The Ingredients of Failed Leadership
The real value of this list is as an alert for leaders themselves and those around leaders. Those around leaders who witness negative or risky circumstances need to get and inform leadership immediately. Time and time again, leaders excuse their misbehavior, shifting the blame for their intentional mistakes to, “those around me who should have alerted me or caught me”. Leaders who become perpetrators are prepared and practiced at shifting blame, if exposed or caught. There are recognizable prior events that signal existing or pending misbehaviors.
1). Established values and cultural systems and norms are gradually ignored, neutralized, or displaced by whatever become accepted yet questionable behaviors.
2). A management-imposed emergency or attitude of urgency that goes unchallenged. The phrase, “Do whatever it takes,” is among the most prevalent of excuses for breaking, changing or ignoring rules. This phrase is taken as an order and an authorization to literally ignore all rules and constraints to achieve whatever the objective happens to be.
3). A sense of ongoing top management pressure to “get on the program”, without challenge or without reporting through compliance channels. Too often, in today’s organizational structure, goals are taken as permissions, authorization, or orders to ignore the rules. Those in charge (through their own behaviors and stated or implied expectations) change the rules or establish new ones unilaterally outside of normal compliance channels. Crises rarely start, “in the mail room”, or by “a bunch of rogue employees", or by junior people. Crisis behaviors and attitudes start at a much higher level.

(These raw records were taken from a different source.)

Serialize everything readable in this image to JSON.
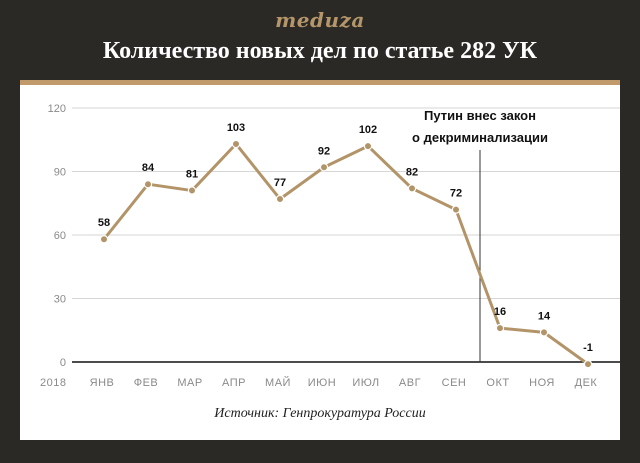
{
  "header": {
    "logo": "meduza",
    "title": "Количество новых дел по статье 282 УК"
  },
  "source": "Источник: Генпрокуратура России",
  "colors": {
    "background": "#2b2926",
    "accent": "#c09a6b",
    "line": "#b39468",
    "panel": "#ffffff"
  },
  "chart_data": {
    "type": "line",
    "title": "Количество новых дел по статье 282 УК",
    "year_label": "2018",
    "categories": [
      "ЯНВ",
      "ФЕВ",
      "МАР",
      "АПР",
      "МАЙ",
      "ИЮН",
      "ИЮЛ",
      "АВГ",
      "СЕН",
      "ОКТ",
      "НОЯ",
      "ДЕК"
    ],
    "values": [
      58,
      84,
      81,
      103,
      77,
      92,
      102,
      82,
      72,
      16,
      14,
      -1
    ],
    "ylim": [
      0,
      120
    ],
    "yticks": [
      0,
      30,
      60,
      90,
      120
    ],
    "grid": true,
    "annotation": {
      "line1": "Путин внес закон",
      "line2": "о декриминализации",
      "position": "между СЕН и ОКТ"
    }
  }
}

4). Early warning symptoms are ignored, deferred, or actively defended. Who wants to be the first to vocalize something negative about a boss or point a finger? Invincibility and omnipotence triggered by incivility are among the major features of management behavior these days. Male or female, getting an MBA and the MBA culture confers the ability to leap tall buildings, become inherently smarter than anyone else, and to treat rules and cultural norms as options.

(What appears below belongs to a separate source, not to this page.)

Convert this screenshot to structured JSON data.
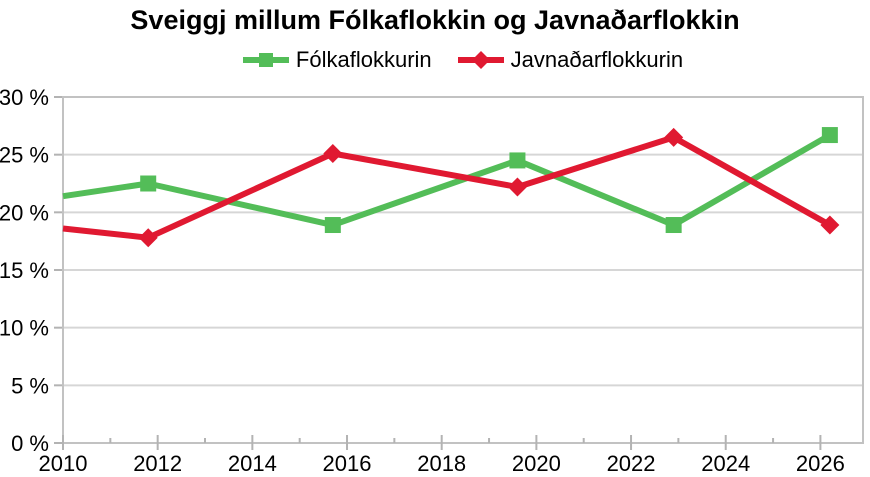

5). An atmosphere of invincibility that overshadows or simply blinds participants to infractions, questionable decisions, and stuff that should work but doesn’t.

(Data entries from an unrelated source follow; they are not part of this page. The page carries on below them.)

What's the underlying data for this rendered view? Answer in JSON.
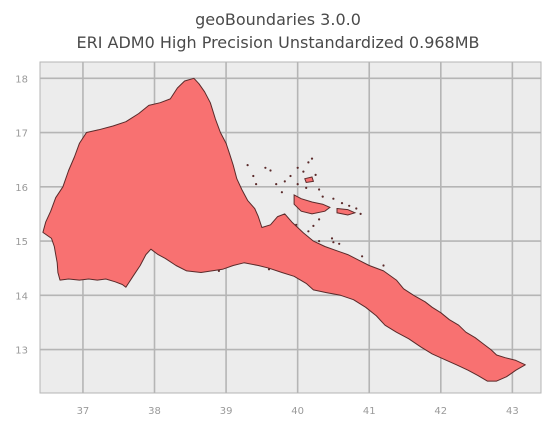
{
  "title_line1": "geoBoundaries 3.0.0",
  "title_line2": "ERI ADM0 High Precision Unstandardized 0.968MB",
  "chart_data": {
    "type": "map",
    "grid": true,
    "xlim": [
      36.4,
      43.4
    ],
    "ylim": [
      12.2,
      18.3
    ],
    "x_ticks": [
      "37",
      "38",
      "39",
      "40",
      "41",
      "42",
      "43"
    ],
    "y_ticks": [
      "13",
      "14",
      "15",
      "16",
      "17",
      "18"
    ],
    "fill_color": "#f87171",
    "edge_color": "#5a2a2a",
    "panel_color": "#ececec",
    "grid_color": "#b5b5b5",
    "mainland": [
      [
        36.44,
        15.16
      ],
      [
        36.56,
        15.05
      ],
      [
        36.6,
        14.9
      ],
      [
        36.62,
        14.75
      ],
      [
        36.64,
        14.6
      ],
      [
        36.65,
        14.42
      ],
      [
        36.68,
        14.28
      ],
      [
        36.8,
        14.3
      ],
      [
        36.95,
        14.28
      ],
      [
        37.08,
        14.3
      ],
      [
        37.2,
        14.28
      ],
      [
        37.32,
        14.3
      ],
      [
        37.45,
        14.25
      ],
      [
        37.55,
        14.2
      ],
      [
        37.6,
        14.15
      ],
      [
        37.7,
        14.35
      ],
      [
        37.8,
        14.55
      ],
      [
        37.88,
        14.75
      ],
      [
        37.95,
        14.85
      ],
      [
        38.05,
        14.75
      ],
      [
        38.15,
        14.68
      ],
      [
        38.3,
        14.55
      ],
      [
        38.45,
        14.45
      ],
      [
        38.65,
        14.42
      ],
      [
        38.8,
        14.45
      ],
      [
        38.95,
        14.48
      ],
      [
        39.1,
        14.55
      ],
      [
        39.25,
        14.6
      ],
      [
        39.45,
        14.55
      ],
      [
        39.6,
        14.5
      ],
      [
        39.78,
        14.42
      ],
      [
        39.95,
        14.35
      ],
      [
        40.12,
        14.22
      ],
      [
        40.22,
        14.1
      ],
      [
        40.4,
        14.05
      ],
      [
        40.6,
        14.0
      ],
      [
        40.78,
        13.92
      ],
      [
        40.95,
        13.78
      ],
      [
        41.1,
        13.62
      ],
      [
        41.22,
        13.45
      ],
      [
        41.38,
        13.32
      ],
      [
        41.55,
        13.2
      ],
      [
        41.72,
        13.05
      ],
      [
        41.88,
        12.92
      ],
      [
        42.05,
        12.82
      ],
      [
        42.22,
        12.72
      ],
      [
        42.38,
        12.62
      ],
      [
        42.52,
        12.52
      ],
      [
        42.65,
        12.42
      ],
      [
        42.78,
        12.42
      ],
      [
        42.92,
        12.5
      ],
      [
        43.05,
        12.62
      ],
      [
        43.18,
        12.72
      ],
      [
        43.05,
        12.8
      ],
      [
        42.9,
        12.85
      ],
      [
        42.78,
        12.9
      ],
      [
        42.7,
        13.0
      ],
      [
        42.58,
        13.12
      ],
      [
        42.48,
        13.22
      ],
      [
        42.35,
        13.32
      ],
      [
        42.25,
        13.45
      ],
      [
        42.12,
        13.55
      ],
      [
        42.0,
        13.68
      ],
      [
        41.88,
        13.78
      ],
      [
        41.78,
        13.88
      ],
      [
        41.62,
        14.0
      ],
      [
        41.48,
        14.12
      ],
      [
        41.38,
        14.28
      ],
      [
        41.2,
        14.45
      ],
      [
        41.0,
        14.55
      ],
      [
        40.85,
        14.65
      ],
      [
        40.7,
        14.75
      ],
      [
        40.55,
        14.82
      ],
      [
        40.38,
        14.9
      ],
      [
        40.22,
        15.0
      ],
      [
        40.08,
        15.15
      ],
      [
        39.92,
        15.35
      ],
      [
        39.82,
        15.5
      ],
      [
        39.72,
        15.45
      ],
      [
        39.62,
        15.3
      ],
      [
        39.5,
        15.25
      ],
      [
        39.45,
        15.45
      ],
      [
        39.4,
        15.6
      ],
      [
        39.3,
        15.75
      ],
      [
        39.22,
        15.95
      ],
      [
        39.15,
        16.15
      ],
      [
        39.1,
        16.4
      ],
      [
        39.05,
        16.6
      ],
      [
        39.0,
        16.8
      ],
      [
        38.92,
        17.0
      ],
      [
        38.85,
        17.25
      ],
      [
        38.78,
        17.55
      ],
      [
        38.7,
        17.75
      ],
      [
        38.62,
        17.9
      ],
      [
        38.55,
        18.0
      ],
      [
        38.42,
        17.95
      ],
      [
        38.32,
        17.82
      ],
      [
        38.22,
        17.62
      ],
      [
        38.08,
        17.55
      ],
      [
        37.92,
        17.5
      ],
      [
        37.78,
        17.35
      ],
      [
        37.6,
        17.2
      ],
      [
        37.42,
        17.12
      ],
      [
        37.22,
        17.05
      ],
      [
        37.05,
        17.0
      ],
      [
        36.95,
        16.8
      ],
      [
        36.88,
        16.55
      ],
      [
        36.8,
        16.3
      ],
      [
        36.72,
        16.0
      ],
      [
        36.62,
        15.8
      ],
      [
        36.55,
        15.55
      ],
      [
        36.48,
        15.35
      ],
      [
        36.44,
        15.16
      ]
    ],
    "islands": [
      [
        [
          39.95,
          15.85
        ],
        [
          40.05,
          15.78
        ],
        [
          40.2,
          15.72
        ],
        [
          40.35,
          15.68
        ],
        [
          40.45,
          15.62
        ],
        [
          40.38,
          15.55
        ],
        [
          40.2,
          15.5
        ],
        [
          40.05,
          15.55
        ],
        [
          39.95,
          15.68
        ],
        [
          39.95,
          15.85
        ]
      ],
      [
        [
          40.55,
          15.6
        ],
        [
          40.7,
          15.58
        ],
        [
          40.8,
          15.52
        ],
        [
          40.7,
          15.48
        ],
        [
          40.55,
          15.52
        ],
        [
          40.55,
          15.6
        ]
      ],
      [
        [
          40.1,
          16.15
        ],
        [
          40.2,
          16.18
        ],
        [
          40.22,
          16.1
        ],
        [
          40.12,
          16.08
        ],
        [
          40.1,
          16.15
        ]
      ]
    ],
    "islets": [
      [
        39.3,
        16.4
      ],
      [
        39.38,
        16.2
      ],
      [
        39.42,
        16.05
      ],
      [
        39.55,
        16.35
      ],
      [
        39.62,
        16.3
      ],
      [
        39.7,
        16.05
      ],
      [
        39.78,
        15.9
      ],
      [
        39.82,
        16.1
      ],
      [
        39.9,
        16.2
      ],
      [
        40.0,
        16.35
      ],
      [
        40.15,
        16.45
      ],
      [
        40.2,
        16.52
      ],
      [
        40.08,
        16.28
      ],
      [
        40.0,
        16.05
      ],
      [
        40.12,
        15.98
      ],
      [
        40.3,
        15.95
      ],
      [
        40.25,
        16.22
      ],
      [
        40.35,
        15.82
      ],
      [
        40.5,
        15.78
      ],
      [
        40.62,
        15.7
      ],
      [
        40.72,
        15.65
      ],
      [
        40.82,
        15.6
      ],
      [
        40.88,
        15.5
      ],
      [
        40.3,
        15.4
      ],
      [
        40.22,
        15.28
      ],
      [
        40.15,
        15.18
      ],
      [
        40.3,
        15.0
      ],
      [
        40.5,
        14.98
      ],
      [
        40.58,
        14.95
      ],
      [
        39.98,
        15.3
      ],
      [
        39.6,
        14.48
      ],
      [
        38.9,
        14.45
      ],
      [
        40.48,
        15.05
      ],
      [
        40.9,
        14.72
      ],
      [
        41.2,
        14.55
      ]
    ]
  }
}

6). Corner–cutting. One of the most common starting places for leadership failure to begin.
7). Increasing resistance to or minimizing compliance and oversight. There is a natural tendency to resist compliance and oversight. The greatest resistance generally comes from the sales and marketing sectors of a business organization and that resistance is induced by the pressure to perform, the pressure to succeed, the pressure to beat the competition, and the pressure to beat peer organizations.
8). Decreasing responsiveness to regulatory requirements. Once an organizational culture moves away from responsiveness to regulatory requirements and begins selectively ignoring or degrading the importance of these requirements, the pattern of failure grows on itself.
9). Persistent, rigid, disciplined silence. The implied or direct order to remain silent is powerful and toxic.
10). Risk addiction, continuously making ever larger compromises to accommodate or cover up previous intentional misbehaviors. Once a manager decides to cross a line which is always intentional, they become a perpetrator. Still, they are surprised that there is no real reaction, the tendency is to cross another line to see if that works too. Surprise, surprise, it also is ignored. All too often, when an autopsy is done on failed leadership, a crucial element in the pathology sounds like, “I took a chance, nobody noticed, so I took another, nobody noticed, so I took another, and it became a habit,” “Why didn’t those people say something or do something when they found out about it?” and, “It’s really their fault for not catching me and warning me or turning me in that all these bad things happened.” The description that best describes these expanding intentional executive misbehaviors is Risk Addiction.